WACS international fibre optic cable sets the stage for a broadband boom in Namibia
Namibia was one of the last countries in Africa to introduce competition in the mobile communications sector when a second network finally launched in 2007. Despite this, the country has achieved a market penetration rate well above the regional average, according to Research & Markets. However, the average revenue per user has more than halved since then.
Both GSM operators – MTC (managed by Portugal Telecom) and Cell One (renamed Leo by its new owner, Orascom) – have entered the internet and broadband market with 3G mobile broadband services in a bid to create new revenue streams. MTC introduced fourth generation (4G) technology to the market in May 2012 when it launched an LTE network in the capital, Windhoek. In addition, Telecom Namibia (TN) is offering 3G mobile broadband services using EV-DO technology.
Fixed-line services are still a monopoly of TN, but as a member of the WTO the government plans to open the telecom sector to full competition. TN entered the lucrative mobile market as the third player with a CDMA network but was put on hold by the industry regulator, the Namibian Communications Commission, until a new communications law was enacted which, among other issues, addresses fixed-mobile convergence. Since then, however, the absence of effective regulation during the transition to a new regulatory authority, the Communications Regulatory Authority of Namibia, has led to further delays in market liberalisation.
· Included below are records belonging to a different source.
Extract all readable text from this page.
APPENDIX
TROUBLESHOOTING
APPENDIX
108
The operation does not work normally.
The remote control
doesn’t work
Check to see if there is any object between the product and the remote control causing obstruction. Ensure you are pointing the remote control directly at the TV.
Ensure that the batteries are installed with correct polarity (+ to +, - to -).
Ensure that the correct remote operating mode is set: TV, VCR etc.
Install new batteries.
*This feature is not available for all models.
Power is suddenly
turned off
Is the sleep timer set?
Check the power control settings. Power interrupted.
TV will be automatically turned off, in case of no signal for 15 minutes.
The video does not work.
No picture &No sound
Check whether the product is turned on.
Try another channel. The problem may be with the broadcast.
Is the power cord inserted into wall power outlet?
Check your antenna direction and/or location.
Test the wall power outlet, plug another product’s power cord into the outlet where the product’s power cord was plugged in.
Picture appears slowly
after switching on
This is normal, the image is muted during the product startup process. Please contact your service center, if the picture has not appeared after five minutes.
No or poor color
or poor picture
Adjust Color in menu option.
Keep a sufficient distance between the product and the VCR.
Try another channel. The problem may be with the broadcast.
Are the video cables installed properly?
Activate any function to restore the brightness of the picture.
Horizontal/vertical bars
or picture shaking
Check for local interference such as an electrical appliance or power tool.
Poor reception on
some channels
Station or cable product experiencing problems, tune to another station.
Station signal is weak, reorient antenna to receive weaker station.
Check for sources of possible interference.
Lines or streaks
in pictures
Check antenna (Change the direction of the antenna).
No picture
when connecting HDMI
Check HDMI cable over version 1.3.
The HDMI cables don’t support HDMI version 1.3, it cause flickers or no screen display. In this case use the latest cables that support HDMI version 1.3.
Despite being reasonably competitive with six ISPs, development of Namibia’s internet and broadband sector has been held back by high prices for international bandwidth, caused by the lack of a direct connection to international submarine fibre optic cables. This changed in early 2011 when the WACS cable landed in the country, with services launched in May 2012. In parallel, Namibia is working to diversify its transit access routes via neighbouring countries, but broadband price reductions on the retail level have only been moderate so far.
The country is well prepared for a broadband boom, with 3G and 4G mobile services and a national fibre backbone infrastructure in place. Several WiMAX and other wireless broadband services offer additional access options and are standing by to bring additional competition to the voice market as well, once internet telephony is deregulated.